Perfection in encoding detection is not really possible, since detection
is typically based on the statistical distribution of byte pairs or byte
sequences in various language-encoding combinations.
There are several good encoding detection libraries available out there.
ICU includes encoding detection, as does 'chardet' bit of Mozilla. There
are also commercial libraries.
Nearly all such solutions include language detection because
language-related distribution of characters affects the outcome. If you
know the language of the bytes you're checking, that can greatly
increase the accuracy of the encoding detection (because it limits the
range of encodings to choose from).
Detection accuracy varies depending on your data. The more you can limit
the range of encodings and languages being checked for, the more likely
you will achieve an accurate result. Bear in mind that, because it is
statistical, the more text you have the more accurate the result. If
you've got a database with a varchar(50) and an unlimited range of
encodings you'll be wrong a lot.
If your data is all Western European and strictly limited to "OEM" vs
"ANSI" code pages, it is likely that you can detect the encoding
accurately with shorter runs.
There was a good paper on migrating databases from the Ebay folks at
IUC29 which you might look for: it included practical discussion of how
to migrate data in a live application.
>
> One problem is detecting text with the MS-DOS box-drawing characters,
> many of which occupy the same code points as Latin-1 accented letters.

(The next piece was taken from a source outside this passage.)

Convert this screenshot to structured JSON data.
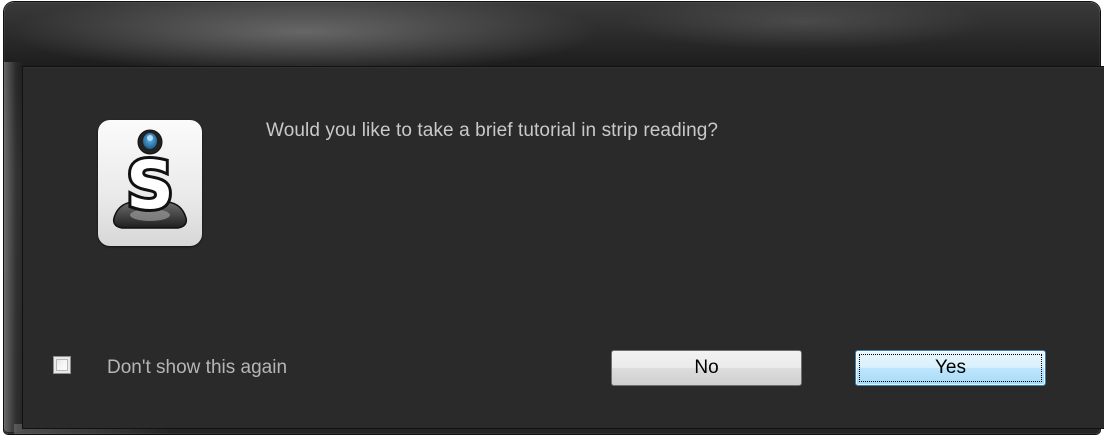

> This means that simple range-checking often doesn't work.
Yep.
>
> Please send replies off-list unless you feel they would interest the
> list. Please don't tell me this is anachronistic; I know it is. I'm
> trying to migrate a lot of that anachronistic data to UTF-8, as
> automatically as possible.
(laughing) It certainly isn't anachronistic... yet. Would that it was.
Addison
-- Addison Phillips Globalization Architect -- Yahoo! Inc. Internationalization is an architecture. It is not a feature.